ANSE-A-PITRES, Haiti (AP) – Thousands of Haitians and people of Haitian descent have fled the Dominican Republic in recent weeks, and many of them have not gone far.
People like Elissene Jean Louis and his family have been setting up flimsy homes along Haiti's side of the border on the island of Hispaniola, building shacks with bed sheets, tree branches, cardboard or whatever else they can find.
The growing encampments, which lack water, electricity or other services, are starting to resemble the squalid settlements that emerged following the devastating January 2010 earthquake, though they remain far smaller. Boys play soccer in the dust and families dry clothes on the old wires and wooden posts of a rickety fence near the border across from the Dominican town of Pedernales.
The camps along the border started to grow after June 17, the deadline in the Dominican Republic to apply for legal residency under a new program that the Dominican government said was intended to bring order to the unchecked flow of migrants in the country.
More than 288,000 people applied for residency in the Dominican Republic and so far, about 25,000 have received their documents to stay and work there and another 40,000 have been approved.
The Dominican government says 66,000 people have returned to Haiti since the deadline. Many of them could not qualify for residency because they didn't meet the requirements. Others say they have felt increasing hostility in the Dominican Republic toward people from Haiti.
At points along the line separating the countries, the migrants who left peer back at the country they once called home, behind the metal gates manned by Dominican border guards.
In Anse-a-Pitre, 28-year-old Molene Charles, told journalists that she had worked as a street vendor in the Dominican Republic for 14 years but fled her home with her family of five after being threatened by locals.
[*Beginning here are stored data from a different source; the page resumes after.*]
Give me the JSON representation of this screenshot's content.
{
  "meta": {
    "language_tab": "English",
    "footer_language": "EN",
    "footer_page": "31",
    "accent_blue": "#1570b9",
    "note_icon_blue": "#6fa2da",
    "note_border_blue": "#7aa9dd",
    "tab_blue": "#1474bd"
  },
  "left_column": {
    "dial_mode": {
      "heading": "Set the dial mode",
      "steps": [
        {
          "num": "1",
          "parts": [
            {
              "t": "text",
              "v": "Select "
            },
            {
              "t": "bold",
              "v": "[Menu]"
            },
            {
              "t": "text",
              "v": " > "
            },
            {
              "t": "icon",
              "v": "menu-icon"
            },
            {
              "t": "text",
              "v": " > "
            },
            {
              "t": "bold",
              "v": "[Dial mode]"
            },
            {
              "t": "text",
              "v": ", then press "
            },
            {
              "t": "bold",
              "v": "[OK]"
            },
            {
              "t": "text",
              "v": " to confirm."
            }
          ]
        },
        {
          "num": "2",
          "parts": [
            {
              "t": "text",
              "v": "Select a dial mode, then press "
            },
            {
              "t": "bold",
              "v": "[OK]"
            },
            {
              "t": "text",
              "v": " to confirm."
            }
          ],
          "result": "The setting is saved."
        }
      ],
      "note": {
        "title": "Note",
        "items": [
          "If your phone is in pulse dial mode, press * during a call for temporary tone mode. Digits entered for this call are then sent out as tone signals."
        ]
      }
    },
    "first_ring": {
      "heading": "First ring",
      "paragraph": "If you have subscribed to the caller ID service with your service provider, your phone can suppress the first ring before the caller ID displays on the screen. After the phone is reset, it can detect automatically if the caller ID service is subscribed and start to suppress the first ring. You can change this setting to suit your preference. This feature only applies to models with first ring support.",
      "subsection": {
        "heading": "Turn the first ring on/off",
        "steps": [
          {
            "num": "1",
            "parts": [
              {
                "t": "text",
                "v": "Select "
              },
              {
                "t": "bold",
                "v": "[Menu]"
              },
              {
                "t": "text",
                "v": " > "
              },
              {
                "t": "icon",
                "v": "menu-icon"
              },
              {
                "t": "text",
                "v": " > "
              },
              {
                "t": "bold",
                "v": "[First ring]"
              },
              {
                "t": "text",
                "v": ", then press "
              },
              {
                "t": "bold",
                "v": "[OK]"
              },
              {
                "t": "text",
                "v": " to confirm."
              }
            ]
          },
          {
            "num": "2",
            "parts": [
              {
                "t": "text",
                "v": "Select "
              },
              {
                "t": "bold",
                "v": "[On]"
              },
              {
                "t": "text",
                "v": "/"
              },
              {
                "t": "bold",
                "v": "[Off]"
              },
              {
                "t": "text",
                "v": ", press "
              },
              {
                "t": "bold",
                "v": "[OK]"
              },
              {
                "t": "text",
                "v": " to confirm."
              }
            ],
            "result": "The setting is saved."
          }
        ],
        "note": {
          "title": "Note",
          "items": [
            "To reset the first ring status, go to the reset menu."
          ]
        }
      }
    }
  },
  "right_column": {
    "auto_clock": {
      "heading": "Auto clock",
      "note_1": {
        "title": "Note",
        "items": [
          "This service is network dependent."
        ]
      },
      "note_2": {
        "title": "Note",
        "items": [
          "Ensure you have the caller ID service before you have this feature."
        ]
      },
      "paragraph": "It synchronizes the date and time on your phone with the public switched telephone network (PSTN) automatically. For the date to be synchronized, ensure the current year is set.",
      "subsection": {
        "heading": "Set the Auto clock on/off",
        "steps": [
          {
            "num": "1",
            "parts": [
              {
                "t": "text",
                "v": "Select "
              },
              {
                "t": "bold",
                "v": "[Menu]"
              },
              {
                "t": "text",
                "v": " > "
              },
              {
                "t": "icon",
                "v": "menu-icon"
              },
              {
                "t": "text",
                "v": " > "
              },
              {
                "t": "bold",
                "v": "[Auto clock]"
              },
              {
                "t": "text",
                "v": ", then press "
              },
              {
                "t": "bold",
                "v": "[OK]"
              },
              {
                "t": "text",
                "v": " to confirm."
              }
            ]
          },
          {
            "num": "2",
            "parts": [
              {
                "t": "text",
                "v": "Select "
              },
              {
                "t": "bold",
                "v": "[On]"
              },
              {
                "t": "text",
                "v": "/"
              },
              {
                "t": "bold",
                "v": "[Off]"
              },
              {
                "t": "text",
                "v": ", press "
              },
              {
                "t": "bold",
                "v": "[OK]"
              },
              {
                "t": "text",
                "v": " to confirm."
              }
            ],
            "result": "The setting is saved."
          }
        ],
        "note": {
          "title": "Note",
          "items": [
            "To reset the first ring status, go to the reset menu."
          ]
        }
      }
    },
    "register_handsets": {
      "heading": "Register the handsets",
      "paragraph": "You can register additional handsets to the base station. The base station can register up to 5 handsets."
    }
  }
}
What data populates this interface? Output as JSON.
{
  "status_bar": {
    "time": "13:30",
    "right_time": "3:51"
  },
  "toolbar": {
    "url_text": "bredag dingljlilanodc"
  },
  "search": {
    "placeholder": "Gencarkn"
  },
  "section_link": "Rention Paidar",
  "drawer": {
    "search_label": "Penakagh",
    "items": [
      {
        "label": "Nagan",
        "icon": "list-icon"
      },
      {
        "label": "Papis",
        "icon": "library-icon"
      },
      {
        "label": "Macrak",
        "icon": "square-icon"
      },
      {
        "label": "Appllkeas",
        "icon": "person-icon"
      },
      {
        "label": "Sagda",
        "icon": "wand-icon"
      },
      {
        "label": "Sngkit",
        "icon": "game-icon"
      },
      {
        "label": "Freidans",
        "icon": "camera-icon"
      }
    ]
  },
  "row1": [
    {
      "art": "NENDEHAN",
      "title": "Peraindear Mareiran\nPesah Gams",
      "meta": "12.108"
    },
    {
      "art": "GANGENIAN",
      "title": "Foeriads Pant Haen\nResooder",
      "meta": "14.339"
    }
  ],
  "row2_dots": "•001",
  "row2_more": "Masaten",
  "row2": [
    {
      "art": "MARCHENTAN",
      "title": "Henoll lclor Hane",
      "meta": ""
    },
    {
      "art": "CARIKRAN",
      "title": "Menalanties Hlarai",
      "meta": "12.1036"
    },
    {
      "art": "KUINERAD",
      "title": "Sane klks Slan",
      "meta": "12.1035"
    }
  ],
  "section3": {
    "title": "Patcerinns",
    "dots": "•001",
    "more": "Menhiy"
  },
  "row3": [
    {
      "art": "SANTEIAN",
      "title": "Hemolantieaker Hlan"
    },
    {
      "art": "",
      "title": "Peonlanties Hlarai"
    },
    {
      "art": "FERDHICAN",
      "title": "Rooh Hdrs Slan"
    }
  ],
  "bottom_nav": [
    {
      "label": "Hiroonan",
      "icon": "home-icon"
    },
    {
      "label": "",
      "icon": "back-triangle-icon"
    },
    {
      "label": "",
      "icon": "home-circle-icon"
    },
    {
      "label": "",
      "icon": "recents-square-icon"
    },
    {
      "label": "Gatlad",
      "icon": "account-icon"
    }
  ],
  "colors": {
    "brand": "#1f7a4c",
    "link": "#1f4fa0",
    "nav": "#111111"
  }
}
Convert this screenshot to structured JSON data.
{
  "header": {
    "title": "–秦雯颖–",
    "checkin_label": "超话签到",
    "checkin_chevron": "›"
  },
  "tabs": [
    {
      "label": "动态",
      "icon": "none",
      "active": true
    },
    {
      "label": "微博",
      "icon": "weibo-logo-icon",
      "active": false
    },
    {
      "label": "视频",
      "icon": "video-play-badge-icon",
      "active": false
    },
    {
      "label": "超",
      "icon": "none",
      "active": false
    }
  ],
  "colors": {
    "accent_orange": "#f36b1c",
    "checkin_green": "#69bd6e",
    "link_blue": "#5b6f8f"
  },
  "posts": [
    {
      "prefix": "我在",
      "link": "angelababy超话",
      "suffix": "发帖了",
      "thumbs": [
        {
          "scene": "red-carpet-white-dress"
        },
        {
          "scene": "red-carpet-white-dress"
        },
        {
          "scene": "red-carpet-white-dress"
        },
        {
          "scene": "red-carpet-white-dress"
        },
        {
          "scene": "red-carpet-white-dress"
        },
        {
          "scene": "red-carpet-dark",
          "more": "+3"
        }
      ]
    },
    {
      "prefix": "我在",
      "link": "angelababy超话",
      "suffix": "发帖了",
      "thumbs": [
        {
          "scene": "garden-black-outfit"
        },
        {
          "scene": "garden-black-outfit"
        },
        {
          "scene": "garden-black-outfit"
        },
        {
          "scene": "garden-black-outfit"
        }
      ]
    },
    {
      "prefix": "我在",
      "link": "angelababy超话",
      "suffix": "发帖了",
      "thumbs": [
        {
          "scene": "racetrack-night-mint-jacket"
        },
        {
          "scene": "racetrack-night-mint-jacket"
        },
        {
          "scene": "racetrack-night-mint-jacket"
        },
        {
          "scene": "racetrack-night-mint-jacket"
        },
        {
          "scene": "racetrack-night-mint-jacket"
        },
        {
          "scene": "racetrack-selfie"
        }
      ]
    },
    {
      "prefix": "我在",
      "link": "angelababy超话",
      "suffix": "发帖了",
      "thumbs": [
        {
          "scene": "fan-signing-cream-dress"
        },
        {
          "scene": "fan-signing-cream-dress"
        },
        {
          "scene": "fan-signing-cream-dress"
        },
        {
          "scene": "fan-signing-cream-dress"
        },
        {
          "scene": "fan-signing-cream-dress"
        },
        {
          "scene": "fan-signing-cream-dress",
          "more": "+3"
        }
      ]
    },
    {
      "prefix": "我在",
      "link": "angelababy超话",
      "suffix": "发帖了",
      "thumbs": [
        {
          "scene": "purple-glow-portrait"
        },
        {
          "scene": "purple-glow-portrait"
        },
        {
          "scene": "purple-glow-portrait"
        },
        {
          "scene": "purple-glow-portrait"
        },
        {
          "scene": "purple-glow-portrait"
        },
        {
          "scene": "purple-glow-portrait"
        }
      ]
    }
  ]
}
Later, her husband, Jean Louis, said he returned to find their home had been burned to the ground.
Now, they and their four children live with hundreds of other families in Anse-a-Pitre, a low-lying, arid area just west of Pedernales. There are now about 700 families living here.
The people in the camp were desperately poor when they arrived and they are now cut off from the jobs that sustained them in the Dominican Republic. They are receiving food, clothing and other assistance from the Catholic Church and other charities, but little from their government, which has warned that the camps are becoming a crisis and has threatened to remove at least some of the people. Those in the camps, however, say they have nowhere else to go.